Aotearoa/New Zealand-based artist Ryan Ballinger is similarly interested in how performance art in public forums offers a useful frame to investigate the machinations of sport. Like Aydemir, he has used his body, and specifically his ability as a long-distance runner, to stage public performances, yet his focus is more concerned with the connections between architecture and the human form. In a number of works he has made live events outside of art galleries in Auckland and Wellington that were temporarily closed for renovation. His 2018 work at City Gallery, Wellington, saw him stage what he called ‘an active recovery session’ where he received, in full public view, therapeutic treatment by a sports massage therapist for injuries sustained in his running performance events.

Enacting this in what he described as ‘the communal, restorative space of Civic Square, on the turf outside the closed doors of City Gallery Wellington’, Ballinger sought to draw a connection between public space and the City Gallery's current re-construction with the regeneration or re-construction of his marathon-damaged body. While bringing a wry and sardonic humour to these events, Ballinger also makes public a celebration of his battered body, bringing the aftermath of sporting endeavour back into view. The spectacle of sport is turned on its head as nature and entropy combine to knock some of the shine off running remarkably long distances. In making this base reality the main show, Ballinger performs what philosopher Steven Conor has termed ‘the unnecessary necessity of sport’.[9]

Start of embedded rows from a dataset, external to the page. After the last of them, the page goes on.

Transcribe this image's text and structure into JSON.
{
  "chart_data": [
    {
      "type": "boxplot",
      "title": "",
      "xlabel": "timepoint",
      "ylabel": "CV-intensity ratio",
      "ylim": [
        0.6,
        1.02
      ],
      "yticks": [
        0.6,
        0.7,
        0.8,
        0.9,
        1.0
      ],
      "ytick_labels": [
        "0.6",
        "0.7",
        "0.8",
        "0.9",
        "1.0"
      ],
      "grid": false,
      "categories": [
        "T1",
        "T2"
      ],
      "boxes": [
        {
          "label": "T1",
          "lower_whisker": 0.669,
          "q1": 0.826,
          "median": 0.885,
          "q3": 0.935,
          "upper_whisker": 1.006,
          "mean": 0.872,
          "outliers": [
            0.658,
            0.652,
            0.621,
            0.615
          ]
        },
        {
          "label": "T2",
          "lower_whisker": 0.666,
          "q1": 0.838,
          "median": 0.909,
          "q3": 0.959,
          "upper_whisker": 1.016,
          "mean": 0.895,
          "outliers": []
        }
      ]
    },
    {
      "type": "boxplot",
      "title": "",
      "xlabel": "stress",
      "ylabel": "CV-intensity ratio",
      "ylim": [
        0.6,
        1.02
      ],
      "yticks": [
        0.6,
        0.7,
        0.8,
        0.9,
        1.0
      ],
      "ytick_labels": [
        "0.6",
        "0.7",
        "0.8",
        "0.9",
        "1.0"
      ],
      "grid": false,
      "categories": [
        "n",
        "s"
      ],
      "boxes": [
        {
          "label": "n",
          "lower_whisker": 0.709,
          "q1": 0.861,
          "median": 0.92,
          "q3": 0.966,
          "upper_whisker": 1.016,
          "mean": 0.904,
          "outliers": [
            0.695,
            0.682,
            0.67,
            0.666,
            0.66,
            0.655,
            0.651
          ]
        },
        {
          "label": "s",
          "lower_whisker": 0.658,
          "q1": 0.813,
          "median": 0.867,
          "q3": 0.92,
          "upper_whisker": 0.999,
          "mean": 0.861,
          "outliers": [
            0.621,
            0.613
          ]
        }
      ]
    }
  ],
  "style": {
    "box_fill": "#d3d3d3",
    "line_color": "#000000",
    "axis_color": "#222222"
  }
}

At first blush, one might argue that the assorted ludic and interventionist approaches of these artists share something with ersatz-anarchic sporting game shows such as Ninja Warrior and Holey Moley. Both approaches are interested in what constitutes risk and reward and both are certainly  focused on ideas of play. Yet where contestants negotiating water blasters to cross slippery beams might entail a limited formulation of risk (to ego, to winning prizemoney), play is filtered through an abrasive sense of spectacle and ordeal rather than a space of curiosity and free negotiation.[10] What Hewson, Mestrom, Aydemir and Ballinger among others demonstrate is that thinking through play in the public sphere offers us a genuinely transformative idea of this term: one not sanitised nor instrumentalised, and where risk is not simply a filter for an idea of spectacle as an end in itself. For these artists, play needs to be rethought as a mechanism of heuristic learning, to function as a riposte to the warping of our collective spaces.

Ryan Ballinger, Pathophysiological Recovery Exercise #1, 2018, performance in Wellington, New Zealand. Photo: Meredith Robertshawe.

Footnotes

  1. ^ Roger Caillois, Man, Play and Games, (Illinois: University of Illinois Press, 2001), 5-6.
  2. ^ Caillois, 6.
  3. ^ Quentin Stevens, The Ludic City: Exploring the Potential of Public Spaces, (London: Routledge, 2007), 1.
  4. ^ Stevens, 1.
  5. ^ Sanné Mestrom, email to the author, 27 June 2021.
  6. ^ Mestrom, 2021.
  7. ^ Anthony Vidler, Warped Space: Art, Architecture and Anxiety in Modern Culture, (Cambridge, Mass; London: MIT Press, 2000), 2-3.
  8. ^ Cigdem Aydemir, https://cigdemaydemir.com/nns.html Accessed 29 June 2021.
  9. ^ Steven Connor, A Philosophy of Sport, (London: Reaktion Books, 2011), 215.
  10. ^ A more complex and potentially radical version of the sporting game show was the remarkable Jeux Sans Frontières which ran across Europe for 34 years. Framed as an international competition, it featured often a series of strange and audacious ordeals that drew on the history of happenings and performance art. See De Donno, Emanuele (ed) Sportification: Eurovisions, Performativity and Playgrounds, (Vinadustriae: Foligno, 2017).

David Cross is an artist, curator, writer and Professor of Visual Art at Deakin University.